It's no secret that drug discovery is an arduous process; it often takes pharmaceutical companies more than a decade and over $1 billion to bring a new compound to the market. Because of the complexities in discovering new drug candidates from scratch, many biopharmaceutical companies get a head start by drawing inspiration from nature.

Examples of blockbuster drugs that were discovered from obscure natural sources abound, so it should also come as no surprise that scientists are unlocking the therapeutic benefits of what may be today's most controversial plant: marijuana.

Source: GW Pharmaceuticals.

The best-known marijuana extract is the psychoactive compound tetrahydrocannabinol, or THC, but the plant also contains more than 60 lesser-known compounds that belong to the same chemical family as THC. Fledgling biotech GW Pharmaceuticals (GWPH) is exploring the medicinal potential of some of these chemicals, and some of the world's largest pharma companies, including AbbVie (ABBV -0.08%) and Valeant Pharmaceuticals (BHC -1.85%), market products in this drug class.
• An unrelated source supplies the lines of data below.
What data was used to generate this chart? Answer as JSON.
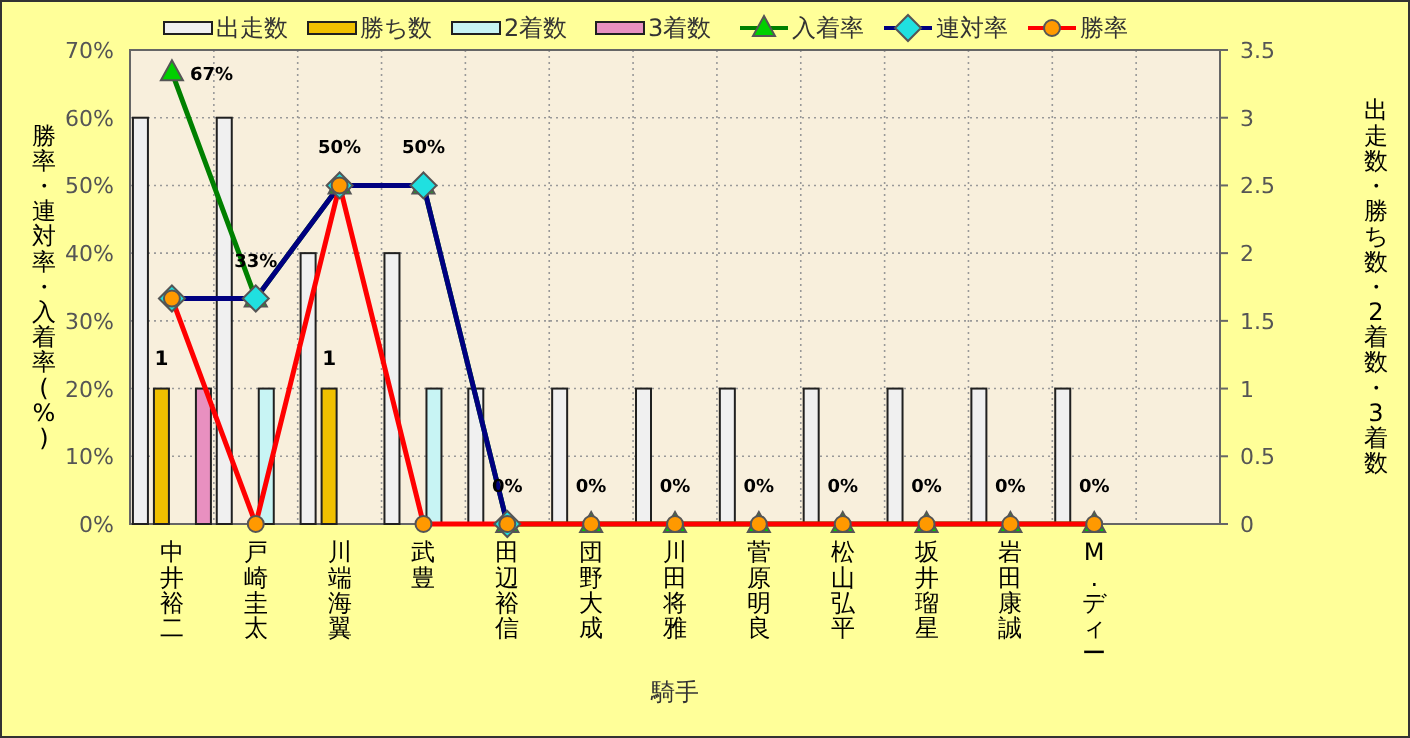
{
  "chart_data": {
    "type": "bar",
    "xlabel": "騎手",
    "ylabel": "勝率・連対率・入着率(%)",
    "y2label": "出走数・勝ち数・2着数・3着数",
    "categories": [
      "中井裕二",
      "戸崎圭太",
      "川端海翼",
      "武豊",
      "田辺裕信",
      "団野大成",
      "川田将雅",
      "菅原明良",
      "松山弘平",
      "坂井瑠星",
      "岩田康誠",
      "M.ディー",
      null
    ],
    "series": [
      {
        "name": "出走数",
        "axis": "y2",
        "color": "#f0f0f0",
        "values": [
          3,
          3,
          2,
          2,
          1,
          1,
          1,
          1,
          1,
          1,
          1,
          1,
          null
        ]
      },
      {
        "name": "勝ち数",
        "axis": "y2",
        "color": "#f0c000",
        "values": [
          1,
          0,
          1,
          0,
          0,
          0,
          0,
          0,
          0,
          0,
          0,
          0,
          null
        ],
        "value_labels": [
          "1",
          null,
          "1",
          null,
          null,
          null,
          null,
          null,
          null,
          null,
          null,
          null,
          null
        ]
      },
      {
        "name": "2着数",
        "axis": "y2",
        "color": "#c8f4f4",
        "values": [
          0,
          1,
          0,
          1,
          0,
          0,
          0,
          0,
          0,
          0,
          0,
          0,
          null
        ]
      },
      {
        "name": "3着数",
        "axis": "y2",
        "color": "#e890c0",
        "values": [
          1,
          0,
          0,
          0,
          0,
          0,
          0,
          0,
          0,
          0,
          0,
          0,
          null
        ]
      },
      {
        "name": "入着率",
        "type": "line",
        "color": "#008000",
        "marker": "triangle",
        "values": [
          66.7,
          33.3,
          50,
          50,
          0,
          0,
          0,
          0,
          0,
          0,
          0,
          0,
          null
        ],
        "value_labels": [
          "67%",
          "33%",
          "50%",
          "50%",
          "0%",
          "0%",
          "0%",
          "0%",
          "0%",
          "0%",
          "0%",
          "0%",
          null
        ]
      },
      {
        "name": "連対率",
        "type": "line",
        "color": "#000080",
        "marker": "diamond",
        "values": [
          33.3,
          33.3,
          50,
          50,
          0,
          null,
          null,
          null,
          null,
          null,
          null,
          null,
          null
        ]
      },
      {
        "name": "勝率",
        "type": "line",
        "color": "#ff0000",
        "marker": "circle",
        "values": [
          33.3,
          0,
          50,
          0,
          0,
          0,
          0,
          0,
          0,
          0,
          0,
          0,
          null
        ]
      }
    ],
    "ylim": [
      0,
      70
    ],
    "yticks": [
      {
        "value": 0,
        "label": "0%"
      },
      {
        "value": 10,
        "label": "10%"
      },
      {
        "value": 20,
        "label": "20%"
      },
      {
        "value": 30,
        "label": "30%"
      },
      {
        "value": 40,
        "label": "40%"
      },
      {
        "value": 50,
        "label": "50%"
      },
      {
        "value": 60,
        "label": "60%"
      },
      {
        "value": 70,
        "label": "70%"
      }
    ],
    "y2lim": [
      0,
      3.5
    ],
    "y2ticks": [
      0,
      0.5,
      1,
      1.5,
      2,
      2.5,
      3,
      3.5
    ],
    "grid": true,
    "legend": "top",
    "line_style": "solid"
  }
}
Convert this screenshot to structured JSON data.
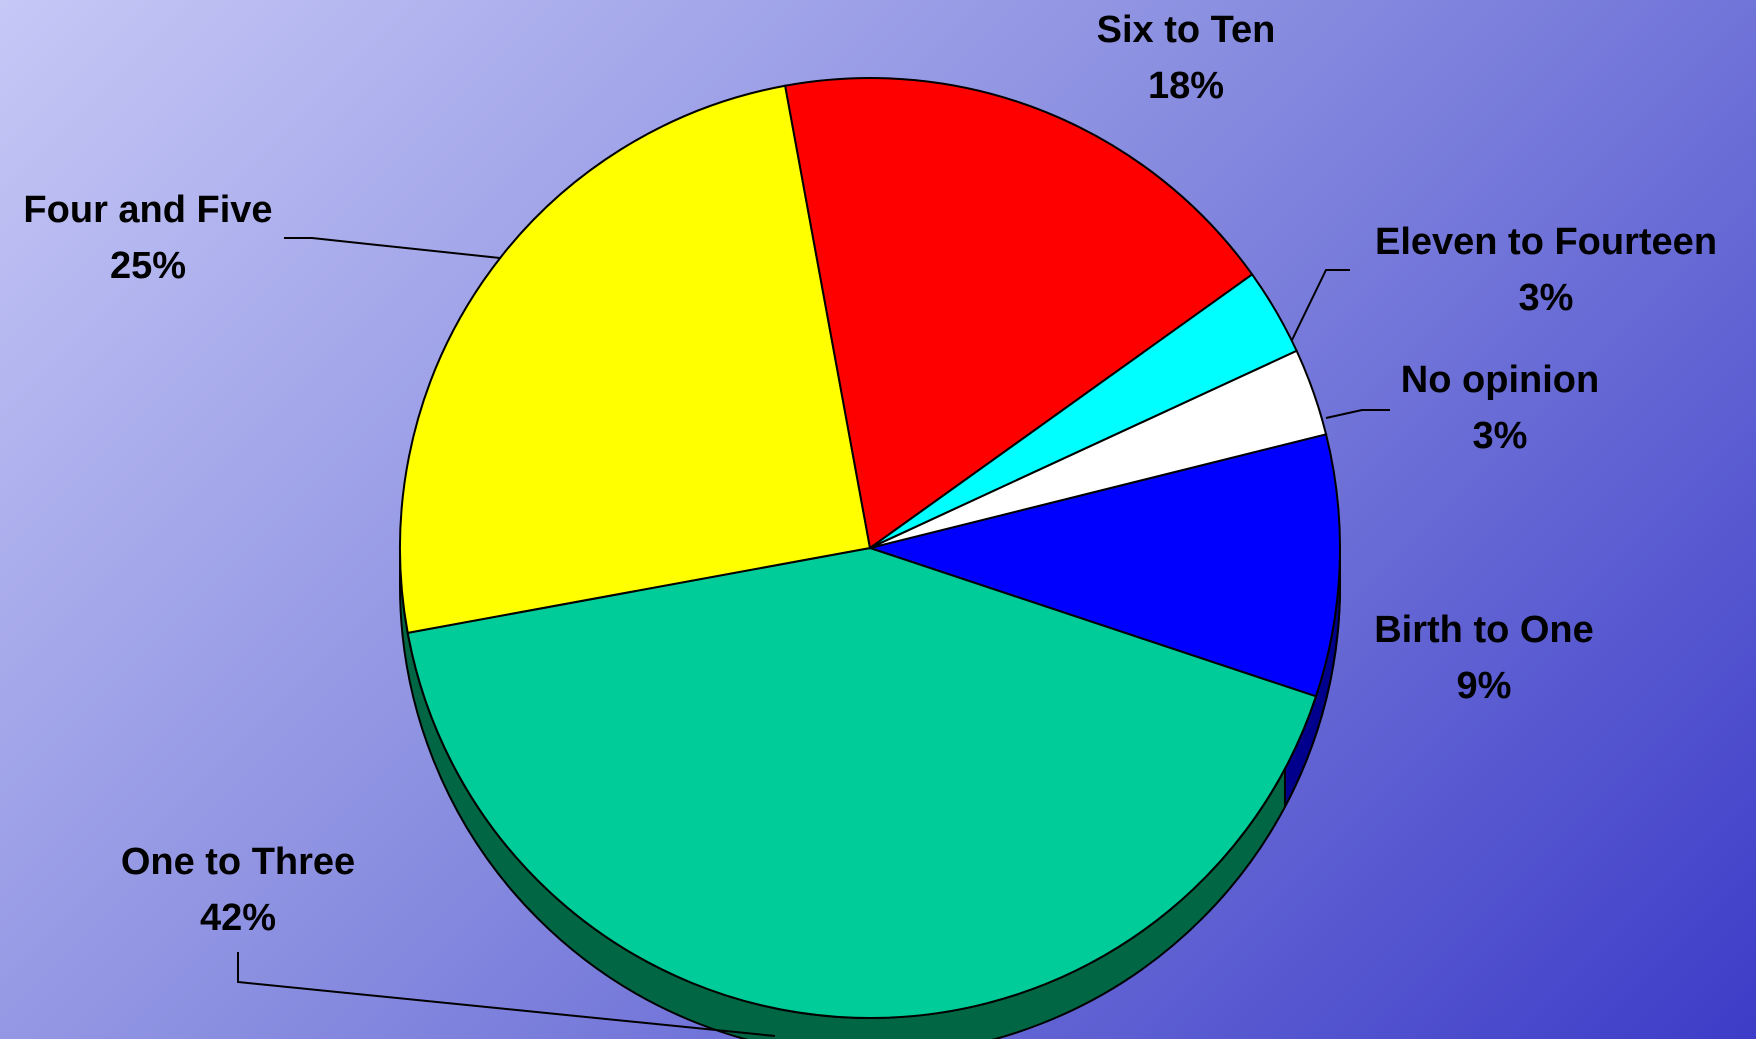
{
  "colors": {
    "bg_start": "#c6c8f6",
    "bg_end": "#3c3cc8",
    "edge_dark": "#006644",
    "edge_blue": "#00008c"
  },
  "chart_data": {
    "type": "pie",
    "title": "",
    "start_category": "Birth to One",
    "direction": "clockwise",
    "slices": [
      {
        "label": "Birth to One",
        "value": 9,
        "pct_label": "9%",
        "color": "#0000ff"
      },
      {
        "label": "One to Three",
        "value": 42,
        "pct_label": "42%",
        "color": "#00cc99"
      },
      {
        "label": "Four and Five",
        "value": 25,
        "pct_label": "25%",
        "color": "#ffff00"
      },
      {
        "label": "Six to Ten",
        "value": 18,
        "pct_label": "18%",
        "color": "#ff0000"
      },
      {
        "label": "Eleven to Fourteen",
        "value": 3,
        "pct_label": "3%",
        "color": "#00ffff"
      },
      {
        "label": "No opinion",
        "value": 3,
        "pct_label": "3%",
        "color": "#ffffff"
      }
    ]
  }
}
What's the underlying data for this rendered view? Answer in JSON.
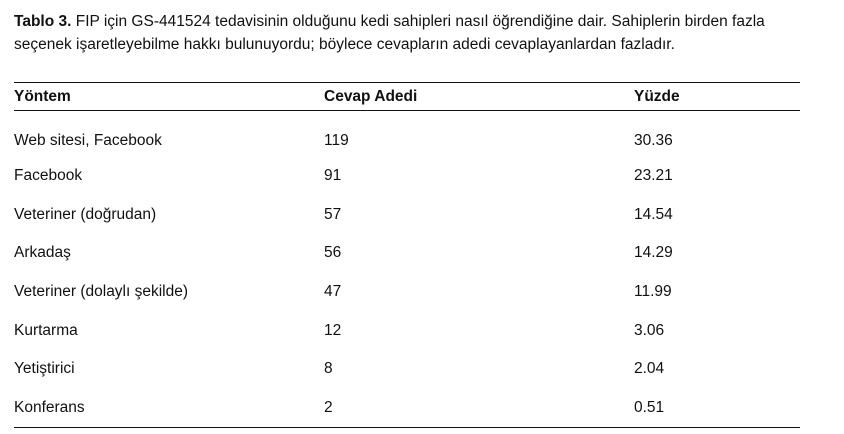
{
  "caption": {
    "label": "Tablo 3.",
    "text": " FIP için GS-441524 tedavisinin olduğunu kedi sahipleri nasıl öğrendiğine dair. Sahiplerin birden fazla seçenek işaretleyebilme hakkı bulunuyordu; böylece cevapların adedi cevaplayanlardan fazladır."
  },
  "table": {
    "headers": [
      "Yöntem",
      "Cevap Adedi",
      "Yüzde"
    ],
    "rows": [
      [
        "Web sitesi, Facebook",
        "119",
        "30.36"
      ],
      [
        "Facebook",
        "91",
        "23.21"
      ],
      [
        "Veteriner (doğrudan)",
        "57",
        "14.54"
      ],
      [
        "Arkadaş",
        "56",
        "14.29"
      ],
      [
        "Veteriner (dolaylı şekilde)",
        "47",
        "11.99"
      ],
      [
        "Kurtarma",
        "12",
        "3.06"
      ],
      [
        "Yetiştirici",
        "8",
        "2.04"
      ],
      [
        "Konferans",
        "2",
        "0.51"
      ]
    ]
  }
}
Let's look at three of the most prominent products, and what investors should watch in the field of marijuana research going forward.

Sativex
GW Pharmaceuticals' Sativex is currently used to treat spasticity (muscle spasms and stiffness) caused by multiple sclerosis. It is composed of two compounds found in marijuana: THC and cannabidiol, or CBD, which isn't psychoactive. The drug, delivered through a vaporizer, is approved in 25 countries but isn't available in the U.S. just yet.

GW Pharmaceuticals is collaborating with Otsuka Pharmaceutical on clinical trials that could lead to FDA approval, and the duo is also working on clinical studies that could result in expanded approval for the treatment of cancer pain. Phase 3 trial data from some of these studies will be available toward the end of the year, and these results will be important catalysts for GW Pharma's stock.

Marinol and Cesamet
Unlike Sativex, AbbVie's Marinol is FDA-approved for the treatment of nausea in patients undergoing chemotherapy and is also prescribed to AIDS patients suffering from loss of appetite. The drug is made of a synthetic form of THC and is delivered as an oral capsule. Valeant Pharmaceuticals has a similar compound on the market called Cesamet, which also treats nausea in chemotherapy patients.

Interestingly, marijuana is classified as a Schedule I drug by the DEA because it doesn't have a proven medical application and users may abuse the drug. Marinol and Cesamet, however, are listed as Schedule III and Schedule II drugs, respectively, meaning the FDA recognizes their clinical benefits and their abuse potentials are believed to be lower.

Looking ahead
The science behind these compounds is fascinating, but there are a few things investors need to consider when looking at pharmaceutical products derived from cannabis.

First, while these drugs serve critical medical needs, they have been far from blockbusters. AbbVie and Valeant, which both bring in billions of dollars each year in revenue, don't provide sales for their cannabinoid products, suggesting that they only add incrementally to the companies' top lines. GW Pharmaceuticals, which currently markets only Sativex, also hasn't had great results so far. It reported only $12.4 million in sales last quarter, and the drug will need both an expanded label and FDA approval to meaningfully ramp up sales.

Second, while some scientists continue to explore the potential of cannabinoids to treat a wide variety of diseases, few companies are active in this space today. GW Pharma is an exception, and its drug development platform is focused on compounds derived from marijuana. In addition to Sativex, the company is developing Epidiolex for the treatment of rare diseases, and it has other compounds in early-stage clinical trials for autoimmune diseases, diabetes, and schizophrenia.

While GW boasts a large pipeline for a relatively small drugmaker, its shares have soared over the past 12 months, and the company's market cap tops $1 billion. This climb is largely due to swelling valuations across the biotech sector and high expectations for its pipeline. At this valuation, however, it looks like sales of its late-stage experimental drugs are already priced into the stock. Any stumbles in clinical trials, or, if its drugs gain FDA approval, poor commercial drug launches will certainly cool investor enthusiasm.